Danon a vivement critiqué la participation des deux organisations israéliennes à cette rencontre.

« A ce moment de l’année de réflexion et de prière pour l’unité de notre peuple, il est triste et décevant que des associations israéliennes fournissent une couverture morale à des activités anti-israéliennes de l’ONU », a-t-il déclaré.

L'ambassadeur israélien à l'ONU, Danny Danon, à la conférence anti-BDS à l'Assemblée générale de l'ONU, le 31 mai 2016. (Crédit : Shahar Azran)
L’ambassadeur israélien à l’ONU, Danny Danon, à la conférence anti-BDS à l’Assemblée générale de l’ONU, le 31 mai 2016. (Crédit : Shahar Azran)

Lapid a publié une réponse cinglante à la participation de B’Tselem, affirmant que ce geste était « une déclaration de divorce d’Israël de la gauche radicale. »

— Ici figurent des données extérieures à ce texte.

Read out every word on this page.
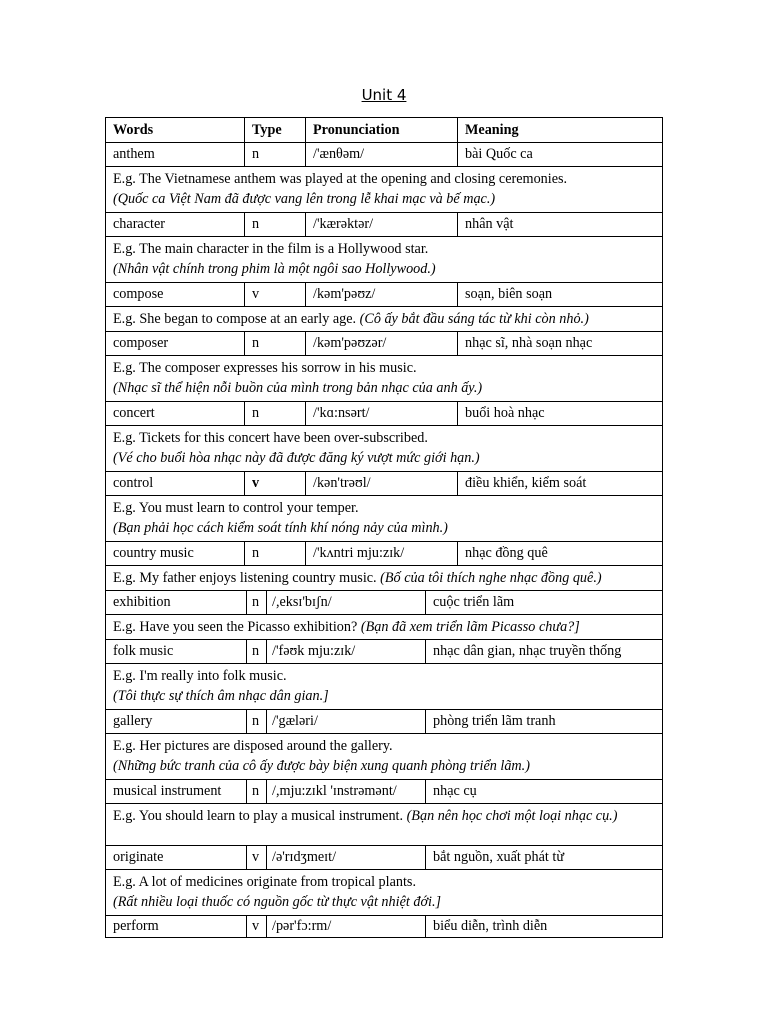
Unit 4
Words	Type	Pronunciation	Meaning
anthem	n	/'ænθəm/	bài Quốc ca
E.g. The Vietnamese anthem was played at the opening and closing ceremonies.
(Quốc ca Việt Nam đã được vang lên trong lễ khai mạc và bế mạc.)
character	n	/'kærəktər/	nhân vật
E.g. The main character in the film is a Hollywood star.
(Nhân vật chính trong phim là một ngôi sao Hollywood.)
compose	v	/kəm'pəʊz/	soạn, biên soạn
E.g. She began to compose at an early age. (Cô ấy bắt đầu sáng tác từ khi còn nhỏ.)
composer	n	/kəm'pəʊzər/	nhạc sĩ, nhà soạn nhạc
E.g. The composer expresses his sorrow in his music.
(Nhạc sĩ thể hiện nỗi buồn của mình trong bản nhạc của anh ấy.)
concert	n	/'kɑ:nsərt/	buổi hoà nhạc
E.g. Tickets for this concert have been over-subscribed.
(Vé cho buổi hòa nhạc này đã được đăng ký vượt mức giới hạn.)
control	v	/kən'trəʊl/	điều khiển, kiểm soát
E.g. You must learn to control your temper.
(Bạn phải học cách kiểm soát tính khí nóng nảy của mình.)
country music	n	/'kʌntri mju:zɪk/	nhạc đồng quê
E.g. My father enjoys listening country music. (Bố của tôi thích nghe nhạc đồng quê.)
exhibition	n /,eksɪ'bɪʃn/	cuộc triển lãm
E.g. Have you seen the Picasso exhibition? (Bạn đã xem triển lãm Picasso chưa?]
folk music	n /'fəʊk mju:zɪk/	nhạc dân gian, nhạc truyền thống
E.g. I'm really into folk music.
(Tôi thực sự thích âm nhạc dân gian.]
gallery	n /'gæləri/	phòng triển lãm tranh
E.g. Her pictures are disposed around the gallery.
(Những bức tranh của cô ấy được bày biện xung quanh phòng triển lãm.)
musical instrument	n /,mju:zɪkl 'ɪnstrəmənt/	nhạc cụ
E.g. You should learn to play a musical instrument. (Bạn nên học chơi một loại nhạc cụ.)
originate	v /ə'rɪdʒmeɪt/	bắt nguồn, xuất phát từ
E.g. A lot of medicines originate from tropical plants.
(Rất nhiều loại thuốc có nguồn gốc từ thực vật nhiệt đới.]
perform	v /pər'fɔ:rm/	biểu diễn, trình diễn
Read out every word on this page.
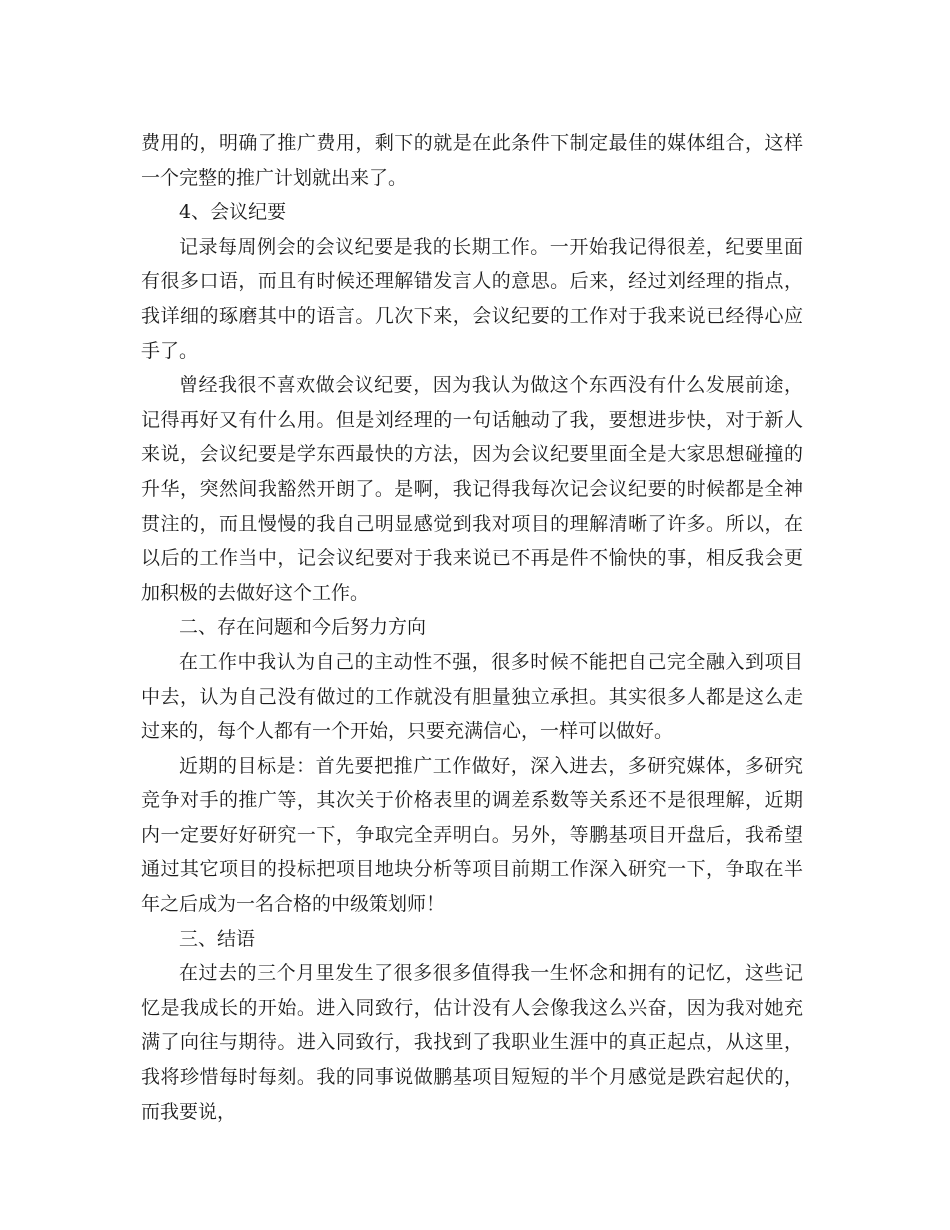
费用的，明确了推广费用，剩下的就是在此条件下制定最佳的媒体组合，这样一个完整的推广计划就出来了。

4、会议纪要

记录每周例会的会议纪要是我的长期工作。一开始我记得很差，纪要里面有很多口语，而且有时候还理解错发言人的意思。后来，经过刘经理的指点，我详细的琢磨其中的语言。几次下来，会议纪要的工作对于我来说已经得心应手了。

曾经我很不喜欢做会议纪要，因为我认为做这个东西没有什么发展前途，记得再好又有什么用。但是刘经理的一句话触动了我，要想进步快，对于新人来说，会议纪要是学东西最快的方法，因为会议纪要里面全是大家思想碰撞的升华，突然间我豁然开朗了。是啊，我记得我每次记会议纪要的时候都是全神贯注的，而且慢慢的我自己明显感觉到我对项目的理解清晰了许多。所以，在以后的工作当中，记会议纪要对于我来说已不再是件不愉快的事，相反我会更加积极的去做好这个工作。

二、存在问题和今后努力方向

在工作中我认为自己的主动性不强，很多时候不能把自己完全融入到项目中去，认为自己没有做过的工作就没有胆量独立承担。其实很多人都是这么走过来的，每个人都有一个开始，只要充满信心，一样可以做好。

近期的目标是：首先要把推广工作做好，深入进去，多研究媒体，多研究竞争对手的推广等，其次关于价格表里的调差系数等关系还不是很理解，近期内一定要好好研究一下，争取完全弄明白。另外，等鹏基项目开盘后，我希望通过其它项目的投标把项目地块分析等项目前期工作深入研究一下，争取在半年之后成为一名合格的中级策划师！

三、结语

在过去的三个月里发生了很多很多值得我一生怀念和拥有的记忆，这些记忆是我成长的开始。进入同致行，估计没有人会像我这么兴奋，因为我对她充满了向往与期待。进入同致行，我找到了我职业生涯中的真正起点，从这里，我将珍惜每时每刻。我的同事说做鹏基项目短短的半个月感觉是跌宕起伏的，而我要说，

« Ils ne prétendent même plus que leur objectif est d’influencer l’opinion publique israélienne. A la place, ils ont décidé de rejoindre les organisations BDS antisémites afin de faire pression sur Israël depuis l’extérieur », a-t-il déclaré, affirmant que le groupe s’était tourné vers la scène internationale parce qu’il avait perdu toute influence au sein de la société israélienne.

Bien que le communiqué de Danon critiquait également La Paix Maintenant pour sa présence à la réunion, l’association a déclaré qu’elle avait refusé l’invitation de la Malaisie au début de la semaine, et que Américains pour La Paix Maintenant était une organisation indépendante qui ne la représente pas.

Des milliers d'Israéliens ont participé à une marche organisée par le mouvement «La paix maintenant" de la place Rabin au QG de Tsahal à Tel-Aviv le 24 octobre 2015 (Crédit photo: Miriam Alster / Flash90)
Des milliers d’Israéliens ont participé à une marche organisée par le mouvement «La paix maintenant » de la place Rabin au QG de Tsahal à Tel-Aviv le 24 octobre 2015 (Crédit photo: Miriam Alster / Flash90)

« Notre travail est public pour tous, nous en sommes fiers, mais la plupart de nos activités sont en Israël, et nous ne voyons pas le besoin de participer à une réunion pour le présenter », a déclaré au Times of Israël Avi Buskila, directeur général de La Paix Maintenant.

Buskila a à la place appelé Danon à participer à la réunion. « Il doit expliquer pourquoi Israël met en danger la solution à deux états, pas nous. »

La Paix Maintenant a été fondée en 1978 pour promouvoir la signature d’un accord de paix entre Israël et l’Egypte. Ces dernières années, l’association s’est concentrée sur la publication des activités d’implantation israéliennes, et la pression pour une solution à deux états au conflit israélo-palestinien.

B’Tselem et La Paix Maintenant ont été accusées dans le passé de travailler à ébranler la légitimité d’Israël en faisant pression sur la scène internationale, et sont a présent toutes deux soumises à la loi dire de « financement des ONG » qui obligent certaines associations à déclarer tous leurs financements étrangers.

La loi, votée en juin par la Knesset, oblige les ONG dont plus de la moitié du budget provient de gouvernements ou d’agences publiques étrangers à rendre public ce fait dans tous leurs rapports publics, leurs documents et leurs interactions avec les responsables gouvernementaux, ou à payer une amende de 29 000 shekels.